At last, I couldn’t take it anymore. I cried out over the gunfire on the screen, “How can they do that? How can they just kill people like that? Don’t they know how hard it is to get any person even born? Don’t they know how hard it is to keep a little baby alive after they are born? Don’t they know all the sacrifice and hard work, and pain that is invested into every single living being? How can they just snuff a life out with a pew-pew-pew!”
Paul, I think, turned off the movie and probably blamed post-partum hormones for my outburst.
But really, just think about it. Humans are designed so that someone—a mother-- has to suffer for them to be born. Just carrying that little fetus/zygote messes with your body almost from the moment of conception. My daughter Mary suffers from hyperemesis—really brutal morning sickness. She started throwing up before the positive pregnancy test, and then spent the next three months vomiting so much she had to stay in bed with an IV. That is sacrifice.
Then, once a mom stops vomiting, the sweet little one has grown so big she is taking up all the space normally reserved for vital organs.
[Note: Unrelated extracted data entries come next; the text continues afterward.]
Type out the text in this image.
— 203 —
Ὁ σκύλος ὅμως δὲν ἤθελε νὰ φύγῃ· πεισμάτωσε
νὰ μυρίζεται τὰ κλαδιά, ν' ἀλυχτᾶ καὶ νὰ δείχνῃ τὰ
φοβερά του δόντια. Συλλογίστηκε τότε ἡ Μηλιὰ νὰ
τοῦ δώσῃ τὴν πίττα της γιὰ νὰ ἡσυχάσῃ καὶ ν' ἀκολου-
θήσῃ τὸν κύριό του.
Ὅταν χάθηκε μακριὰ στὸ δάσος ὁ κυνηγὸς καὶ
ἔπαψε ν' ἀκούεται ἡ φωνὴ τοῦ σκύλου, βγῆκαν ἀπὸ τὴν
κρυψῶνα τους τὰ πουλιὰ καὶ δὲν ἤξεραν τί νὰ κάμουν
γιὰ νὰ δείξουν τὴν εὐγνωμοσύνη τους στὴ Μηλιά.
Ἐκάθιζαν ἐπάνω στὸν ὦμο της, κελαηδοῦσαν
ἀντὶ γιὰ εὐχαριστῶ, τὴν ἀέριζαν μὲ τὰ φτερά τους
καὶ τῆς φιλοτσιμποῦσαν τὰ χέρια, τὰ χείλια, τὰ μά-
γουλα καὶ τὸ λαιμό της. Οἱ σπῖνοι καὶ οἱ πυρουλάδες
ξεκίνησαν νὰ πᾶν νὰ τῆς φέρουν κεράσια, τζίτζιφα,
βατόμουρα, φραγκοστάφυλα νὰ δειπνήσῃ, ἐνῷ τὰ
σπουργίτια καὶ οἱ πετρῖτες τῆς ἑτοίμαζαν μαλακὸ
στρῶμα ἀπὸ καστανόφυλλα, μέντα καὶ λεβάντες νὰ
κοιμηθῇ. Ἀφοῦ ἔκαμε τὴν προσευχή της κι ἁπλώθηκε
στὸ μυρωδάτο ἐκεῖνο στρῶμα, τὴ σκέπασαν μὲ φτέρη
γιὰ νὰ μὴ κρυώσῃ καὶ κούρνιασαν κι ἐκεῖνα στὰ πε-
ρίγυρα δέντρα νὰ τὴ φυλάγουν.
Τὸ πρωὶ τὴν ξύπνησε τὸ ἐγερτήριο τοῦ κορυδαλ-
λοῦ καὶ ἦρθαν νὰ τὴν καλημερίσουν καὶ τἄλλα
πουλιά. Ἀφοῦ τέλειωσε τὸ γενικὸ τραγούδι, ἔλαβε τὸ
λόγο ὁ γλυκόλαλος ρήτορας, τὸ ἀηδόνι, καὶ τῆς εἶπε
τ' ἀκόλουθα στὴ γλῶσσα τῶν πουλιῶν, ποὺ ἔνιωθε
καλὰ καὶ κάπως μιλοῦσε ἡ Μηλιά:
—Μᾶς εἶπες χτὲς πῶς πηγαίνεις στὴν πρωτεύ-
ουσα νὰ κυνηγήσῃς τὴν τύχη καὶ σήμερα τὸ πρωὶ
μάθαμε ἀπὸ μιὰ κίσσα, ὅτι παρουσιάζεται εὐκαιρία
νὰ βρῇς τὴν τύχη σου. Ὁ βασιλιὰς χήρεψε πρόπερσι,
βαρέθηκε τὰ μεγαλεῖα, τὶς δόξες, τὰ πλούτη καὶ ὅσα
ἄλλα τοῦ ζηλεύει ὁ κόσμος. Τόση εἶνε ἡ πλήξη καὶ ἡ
The baby doesn’t care if mom can’t digest or breathe.
Baby is the priority for the body for the nine months she is growing.
When Mary was so sick she couldn’t eat anything, we worried if the baby would be affected. The doctor blithely replied, “Oh no. Your body’s priority is to feed the baby. You will suffer, but not baby.”
Let’s not even talk about childbirth. When my husband had kidney stones, the doctor said, “Now you know something of what your wife went through with childbirth, but this is not as bad.”
Then there’s the whole keeping-baby-alive-once-they-are-born challenge that we have already discussed.
And then as baby grows, teaching them to be safe, and kind, and responsible. Just think about that for a minute
So—what are the takeaways here?
If you are alive, you have a mother to thank. If you are even a moderately functional adult, you probably have a mother—and a father, and many other parental figures-- to thank.
Also, when you look at any person--even people you disagree with or people who have hurt you or people who do wrong things—remember that person had a mother who sacrificed to carry him/her, who gave up sleep and self-care in order to keep that person alive. Recognize the value of that person, even if you just think about what the life cost in human sacrifice and effort.
So, number 1, thank a mother.
Secondly, value the people around you. Judging by the effort that got them here, their worth is great.
And, if you are a mom--even though this is late--I’m wishing you a Happy Mother’s Day. You are a hero.